RE: Kam so, ging so:

in Mythologisches und Religiöses 10.02.2011 12:26
von otto | 637 Beiträge | 645 Punkte

Liebe Bärbel!

Die Horen, Töchter des Zeus, sie stehen für die Jahreszeiten: mit dem Blühen( Frühling),den Früchten ( Sommer), und dem Werden und Wachsen. Ich habe versucht im Gedicht diesen Zyklus in den Prozeß der Evolution einzubinden: Der Mensch in der Entwicklung, das Leben kommt aus dem Meer. Manchmal dachte ich schon, dass es wie eine Vertreibung aus dem Paradies war, doch die Evolution bedeutet der ständigen Notwendigkeit der Anpassung
aller Lebensformen an sich ständig verändernde Rahmenbedingungen, um zu überleben.
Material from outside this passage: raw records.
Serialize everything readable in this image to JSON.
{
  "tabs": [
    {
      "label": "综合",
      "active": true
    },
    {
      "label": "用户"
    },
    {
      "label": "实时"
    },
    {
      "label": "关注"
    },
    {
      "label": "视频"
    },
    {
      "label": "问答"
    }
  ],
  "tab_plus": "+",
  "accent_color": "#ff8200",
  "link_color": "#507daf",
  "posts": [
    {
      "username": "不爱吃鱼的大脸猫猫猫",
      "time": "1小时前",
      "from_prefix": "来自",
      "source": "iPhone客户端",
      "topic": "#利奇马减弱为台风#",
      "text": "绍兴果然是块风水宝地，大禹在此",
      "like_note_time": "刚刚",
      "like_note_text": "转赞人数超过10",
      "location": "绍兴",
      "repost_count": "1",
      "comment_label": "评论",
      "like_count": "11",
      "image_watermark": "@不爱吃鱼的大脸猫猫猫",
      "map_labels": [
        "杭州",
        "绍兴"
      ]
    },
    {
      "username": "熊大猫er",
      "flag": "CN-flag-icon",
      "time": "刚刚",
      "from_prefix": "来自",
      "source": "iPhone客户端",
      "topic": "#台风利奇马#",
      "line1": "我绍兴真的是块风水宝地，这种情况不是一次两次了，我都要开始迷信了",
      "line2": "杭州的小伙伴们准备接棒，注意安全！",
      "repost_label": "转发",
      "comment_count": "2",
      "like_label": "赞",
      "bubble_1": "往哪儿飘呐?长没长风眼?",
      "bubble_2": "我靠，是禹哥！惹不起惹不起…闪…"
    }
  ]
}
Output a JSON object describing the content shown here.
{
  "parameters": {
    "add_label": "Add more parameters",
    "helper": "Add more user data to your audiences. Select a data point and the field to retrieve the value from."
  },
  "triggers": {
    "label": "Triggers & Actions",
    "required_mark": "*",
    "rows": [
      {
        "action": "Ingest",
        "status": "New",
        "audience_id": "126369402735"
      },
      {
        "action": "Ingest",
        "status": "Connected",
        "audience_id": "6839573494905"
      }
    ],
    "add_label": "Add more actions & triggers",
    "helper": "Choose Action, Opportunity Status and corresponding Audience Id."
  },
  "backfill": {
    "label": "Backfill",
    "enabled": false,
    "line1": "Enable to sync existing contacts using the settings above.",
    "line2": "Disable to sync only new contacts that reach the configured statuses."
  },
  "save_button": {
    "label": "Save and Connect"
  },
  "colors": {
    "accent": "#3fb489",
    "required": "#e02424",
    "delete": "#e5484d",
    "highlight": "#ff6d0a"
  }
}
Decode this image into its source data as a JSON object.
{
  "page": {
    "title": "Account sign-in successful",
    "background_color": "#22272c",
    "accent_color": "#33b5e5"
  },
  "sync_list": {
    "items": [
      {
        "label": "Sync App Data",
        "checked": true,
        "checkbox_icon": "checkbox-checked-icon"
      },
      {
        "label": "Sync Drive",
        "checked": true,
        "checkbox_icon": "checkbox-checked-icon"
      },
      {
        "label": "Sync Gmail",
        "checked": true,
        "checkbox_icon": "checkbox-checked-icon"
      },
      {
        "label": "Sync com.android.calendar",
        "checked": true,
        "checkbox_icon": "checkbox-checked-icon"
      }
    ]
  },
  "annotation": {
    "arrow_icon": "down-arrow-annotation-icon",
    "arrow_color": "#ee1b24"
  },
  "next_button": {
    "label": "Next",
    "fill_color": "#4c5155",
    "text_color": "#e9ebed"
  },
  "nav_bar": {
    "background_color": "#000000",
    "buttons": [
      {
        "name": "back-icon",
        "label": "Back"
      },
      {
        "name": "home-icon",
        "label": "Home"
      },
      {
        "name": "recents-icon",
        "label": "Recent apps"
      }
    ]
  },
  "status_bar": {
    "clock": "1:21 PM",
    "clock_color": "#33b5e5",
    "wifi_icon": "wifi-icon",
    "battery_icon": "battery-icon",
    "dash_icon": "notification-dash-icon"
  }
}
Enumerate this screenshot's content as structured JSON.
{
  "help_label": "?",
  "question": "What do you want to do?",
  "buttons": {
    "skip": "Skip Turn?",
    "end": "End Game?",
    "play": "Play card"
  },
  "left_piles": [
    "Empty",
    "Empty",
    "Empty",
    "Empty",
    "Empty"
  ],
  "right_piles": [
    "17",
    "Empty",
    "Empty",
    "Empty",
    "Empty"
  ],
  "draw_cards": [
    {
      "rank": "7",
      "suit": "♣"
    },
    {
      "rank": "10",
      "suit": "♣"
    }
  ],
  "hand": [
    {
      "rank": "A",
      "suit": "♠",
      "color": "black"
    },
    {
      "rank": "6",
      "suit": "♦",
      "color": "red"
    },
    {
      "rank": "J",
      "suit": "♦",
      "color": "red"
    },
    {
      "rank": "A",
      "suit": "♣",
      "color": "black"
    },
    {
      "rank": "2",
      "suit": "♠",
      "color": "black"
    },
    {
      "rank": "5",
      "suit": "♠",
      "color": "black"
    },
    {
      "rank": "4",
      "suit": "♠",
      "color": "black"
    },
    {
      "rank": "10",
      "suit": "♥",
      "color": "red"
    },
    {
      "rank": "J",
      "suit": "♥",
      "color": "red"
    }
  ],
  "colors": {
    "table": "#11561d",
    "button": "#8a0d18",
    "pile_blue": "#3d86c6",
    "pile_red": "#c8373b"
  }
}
Der Strandgänger, er findet vor sich am Strand auf seinen ... Gehversuchen (mühevolle Menschwerdung )nur die Kalkübereste von Lebensformen, Muschelkalk. Er erkennt die eigene Schwierigkeit sich zu behaupten, alles ist endlich, dies lehrt ihn der Weg, den er beschreitet. Doch hinter ihm, hört er, dass selbst die Göttinnen der Jahreszeiten ihre Not haben mit ihrer Bestimmung. Da begreift der Strandläufer, wie schwer es wird, sein Leben aus Selbstbestimmung zu leben. Und er beginnt zu zweifeln, weil er sich alles leichter vorgestellt hat. Er flüchtet in den Schein( Schimäre), den Traum, den Be-Trug.Schließlich wendet er sich enttäuscht zurück ( sein Leben wendet sich ... zurück ins Meer, er verstummt , ein Leben in der griechischen Unterwelt, zusammen mit den sterblichen Vorgängern seiner Art, die den Styx im Boot des Charon überquerten für letzte Fahrt.

Danke für Deinen lieben Kommentar,

Gruß otto.

PS.: Ich wollte Dich ja nicht mit dem Text umwerfen, nur ein bißchen als Wegbegleiterin mitnehmen.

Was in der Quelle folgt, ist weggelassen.